Assignment 1 - Data Cleaning using Open Refine

At this point you should have followed or looked at page for the OpenRefine tutorial. You will find instructions for what version of OpenRefine to load.

For the assignment download the following dataset: Google Appstore Apps and Ratings

Load the dataset into Google Refine using the default settings.

Tasks:

  • Task 1: Analyse the dataset and find and report errors you observe
  • Task 2: Convert the "Size" column to something analyzable numerically. Describe how you did so.
  • Task 3: How could you modify the dataset so that you can easily see a histogram of which genre is the most common?
  • Task 4: The "current version" format is inconsistent. What multi-edit steps could be performed to clean up this column without having to edit individual entries?

What to submit

  • Submit a .zip archive (no .rar, .tar, ...) called YOURLASTNAME-assignment-1.zip. In this zip archive put the following 6 files:
    • Create a file called YOURLASTNAME-errors.txt in which you list the types of errors you observed. Note that you do not need to list each individual error - if you can group them, do so. For example, instead of "App 1 has no timestamp, App 2 has no timestamp" report "Several apps have no timestamp".
    • To work on Task 2 start OpenRefine again and load the dataset one more time. Perform the required operations. Next, in OpenRefine go to "Undo/Redo" on the left and click "Select All". Copy the selected text on the right into a file called YOURLASTNAME-operations-task3.json Also add a file YOURLASTNAME-operations-task2.txt in which you describe in a couple of bullet points the operations that you performed. I strongly suggest that you double-check the .json file that you submit and try if you can retrace your own steps. Every year students lose points because the submit unreadable .json files.
    • To work on Task 3, again start with a clean copy of OpenRefine. Perform the required steps and export them the same way as for Task 2 above.
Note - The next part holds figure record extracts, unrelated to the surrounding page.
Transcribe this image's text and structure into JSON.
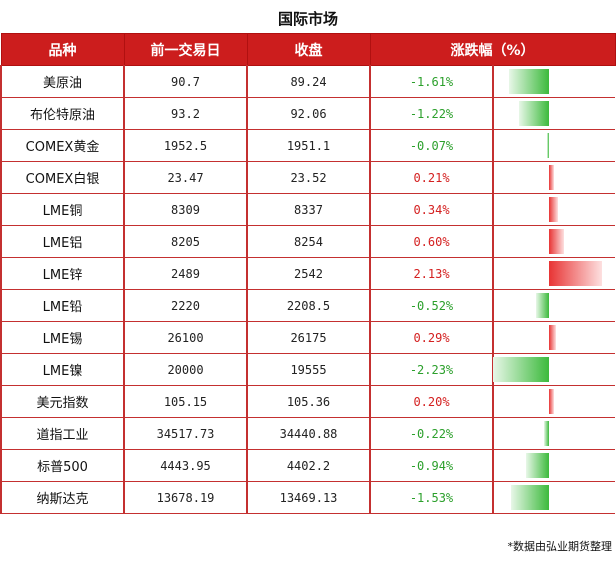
{
  "title": "国际市场",
  "headers": [
    "品种",
    "前一交易日",
    "收盘",
    "涨跌幅（%）"
  ],
  "rows": [
    {
      "name": "美原油",
      "prev": "90.7",
      "close": "89.24",
      "change": "-1.61%",
      "pct": -1.61
    },
    {
      "name": "布伦特原油",
      "prev": "93.2",
      "close": "92.06",
      "change": "-1.22%",
      "pct": -1.22
    },
    {
      "name": "COMEX黄金",
      "prev": "1952.5",
      "close": "1951.1",
      "change": "-0.07%",
      "pct": -0.07
    },
    {
      "name": "COMEX白银",
      "prev": "23.47",
      "close": "23.52",
      "change": "0.21%",
      "pct": 0.21
    },
    {
      "name": "LME铜",
      "prev": "8309",
      "close": "8337",
      "change": "0.34%",
      "pct": 0.34
    },
    {
      "name": "LME铝",
      "prev": "8205",
      "close": "8254",
      "change": "0.60%",
      "pct": 0.6
    },
    {
      "name": "LME锌",
      "prev": "2489",
      "close": "2542",
      "change": "2.13%",
      "pct": 2.13
    },
    {
      "name": "LME铅",
      "prev": "2220",
      "close": "2208.5",
      "change": "-0.52%",
      "pct": -0.52
    },
    {
      "name": "LME锡",
      "prev": "26100",
      "close": "26175",
      "change": "0.29%",
      "pct": 0.29
    },
    {
      "name": "LME镍",
      "prev": "20000",
      "close": "19555",
      "change": "-2.23%",
      "pct": -2.23
    },
    {
      "name": "美元指数",
      "prev": "105.15",
      "close": "105.36",
      "change": "0.20%",
      "pct": 0.2
    },
    {
      "name": "道指工业",
      "prev": "34517.73",
      "close": "34440.88",
      "change": "-0.22%",
      "pct": -0.22
    },
    {
      "name": "标普500",
      "prev": "4443.95",
      "close": "4402.2",
      "change": "-0.94%",
      "pct": -0.94
    },
    {
      "name": "纳斯达克",
      "prev": "13678.19",
      "close": "13469.13",
      "change": "-1.53%",
      "pct": -1.53
    }
  ],
  "colors": {
    "header_bg": "#cc1d1d",
    "up": "#e83434",
    "down": "#3cba3c"
  },
  "footnote": "*数据由弘业期货整理"
}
Files to be created are YOURLASTNAME-operations-task3.json for the steps you took and YOURLASTNAME-operations-task3.txt.
    • For Task 4 create a file called YOURLASTNAME-operations-task4.txt and describe the steps that could be performed. No .json file needed this time. Again, group types of operations into a meaningful category instead of listing each individual step.

How & when to submit

WHERE - You should email the file to petra.isenberg@inria.fr and Anastasia.Bezerianos@lri.fr with the subject InfoVis-Assignment1.

WHEN - Assignment 1 is due before 23:00 on November 28th.